Klaus Davi

Roma, 13 maggio 2018 - San Luca, 4mila anime in provincia di Reggio Calabria, è uno dei luoghi di culto più visitati della regione: c'è la Madonna di Polsi e i pellegrini abbondano. Quello che manca sono invece i candidati sindaco e gli aspiranti consiglieri comunali. Da almeno cinque anni è così. Il Comune è stato sciolto per mafia (cioè 'ndrangheta) nel 2013 e da allora l'amministrazione è retta da un commissario straordinario. Nel paese natale di Corrado Alvaro, la firma più prestigiosa della letteratura calabrese, le elezioni sono ormai un tabù. Non vengono mai depositate liste elettorali e dunque le elezioni saltano. Sarà così anche il prossimo 10 giugno.

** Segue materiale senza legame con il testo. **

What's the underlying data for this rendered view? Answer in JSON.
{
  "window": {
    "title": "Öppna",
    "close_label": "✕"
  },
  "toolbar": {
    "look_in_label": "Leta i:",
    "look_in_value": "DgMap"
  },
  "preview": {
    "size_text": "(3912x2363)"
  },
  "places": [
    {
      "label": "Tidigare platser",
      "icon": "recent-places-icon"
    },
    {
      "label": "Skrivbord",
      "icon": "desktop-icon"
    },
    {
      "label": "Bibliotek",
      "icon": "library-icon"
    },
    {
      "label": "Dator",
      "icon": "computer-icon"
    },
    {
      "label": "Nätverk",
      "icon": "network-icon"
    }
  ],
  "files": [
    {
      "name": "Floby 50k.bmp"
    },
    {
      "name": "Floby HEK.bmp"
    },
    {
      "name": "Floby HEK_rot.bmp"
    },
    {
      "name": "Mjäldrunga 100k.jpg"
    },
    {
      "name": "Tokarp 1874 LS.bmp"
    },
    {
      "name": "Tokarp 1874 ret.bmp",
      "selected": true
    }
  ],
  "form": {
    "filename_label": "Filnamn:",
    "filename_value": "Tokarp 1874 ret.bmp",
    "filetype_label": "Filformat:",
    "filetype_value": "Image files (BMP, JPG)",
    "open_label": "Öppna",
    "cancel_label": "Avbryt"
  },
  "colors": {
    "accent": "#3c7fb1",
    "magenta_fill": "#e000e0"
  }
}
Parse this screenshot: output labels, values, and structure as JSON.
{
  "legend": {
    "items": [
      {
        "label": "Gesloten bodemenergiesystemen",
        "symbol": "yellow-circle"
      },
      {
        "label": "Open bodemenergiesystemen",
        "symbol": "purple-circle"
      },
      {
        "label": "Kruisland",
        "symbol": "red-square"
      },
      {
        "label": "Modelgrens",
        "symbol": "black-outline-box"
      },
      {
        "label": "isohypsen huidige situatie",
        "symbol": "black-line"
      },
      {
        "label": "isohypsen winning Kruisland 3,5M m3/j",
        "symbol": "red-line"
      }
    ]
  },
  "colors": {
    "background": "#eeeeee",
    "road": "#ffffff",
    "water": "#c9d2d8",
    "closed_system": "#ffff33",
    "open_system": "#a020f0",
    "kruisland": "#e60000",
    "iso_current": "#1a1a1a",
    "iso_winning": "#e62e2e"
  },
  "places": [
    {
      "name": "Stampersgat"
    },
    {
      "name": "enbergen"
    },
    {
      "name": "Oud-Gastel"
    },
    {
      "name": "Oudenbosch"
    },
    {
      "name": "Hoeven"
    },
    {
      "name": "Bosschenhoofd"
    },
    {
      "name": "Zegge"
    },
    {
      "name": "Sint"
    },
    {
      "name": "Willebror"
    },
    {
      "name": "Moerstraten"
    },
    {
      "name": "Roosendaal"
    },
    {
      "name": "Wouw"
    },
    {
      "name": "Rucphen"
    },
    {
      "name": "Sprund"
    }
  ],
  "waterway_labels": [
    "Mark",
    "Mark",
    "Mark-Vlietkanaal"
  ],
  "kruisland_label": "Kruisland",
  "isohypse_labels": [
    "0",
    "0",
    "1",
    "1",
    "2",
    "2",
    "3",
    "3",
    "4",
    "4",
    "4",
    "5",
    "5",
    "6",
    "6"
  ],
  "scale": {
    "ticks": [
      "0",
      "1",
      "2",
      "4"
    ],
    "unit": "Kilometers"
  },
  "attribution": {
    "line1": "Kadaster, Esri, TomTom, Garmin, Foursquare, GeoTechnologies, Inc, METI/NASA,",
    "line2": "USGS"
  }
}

La paura è tanta, nel paese delle 'ndrine (qui non si parla di cosche...) tra le più sanguinarie, dai Pelle agli Strangio, dove la faida iniziata nel 1991 ed esportata persino in Germania, a Duisburg, ha fatto una quindicina di morti almeno.

La situazione sembra dunque compromessa: anche a questo giro niente sindaco né consiglio comunale. Eppure qualcuno, un po' fuori tempo massimo, ci crede ancora. Il "qualcuno" che non ti aspetti: il massmediologo e opinionista Klaus Davi ha chiesto infatti una proroga per la presentazione delle liste "vista la situazione di eccezionalità democratica che sta vivendo quel comune, affinché si possa votare entro l'anno". Il giornalista e pubblicitario di origine svizzera ha recentemente assunto nella sua sopcietà di comunicazione un pentito di mafia e da qualche anno si è impegnato con Anci e Confcommercio in un tour nei luoghi della 'ndrangheta in Lombardia. Ora ha deciso di andare alla radice, raccogliendo l'appello che il Procuratore nazionale antimafia Federico Cafiero De Raho ha lanciato agli abitanti di San Luca.

Davi ci prova e ci crede: "Di cosa mi dovrei preoccupare? Se mi consentiranno di correre sarò il sindaco dei ragazzi di San Luca e un ambasciatore mediatico di tutta la Calabria e continuerò il mio ruolo di testimone in tv e sul web. Il vero male del Sud è il silenzio. L'oscurità uccide più della mafia". Parole giuste. Peccato però che l'appello di Cafiero De Raho non sia stato raccolto direttamente dai ragazzi di San Luca. Evidentemente per chi è già sotto i riflettori è più facile.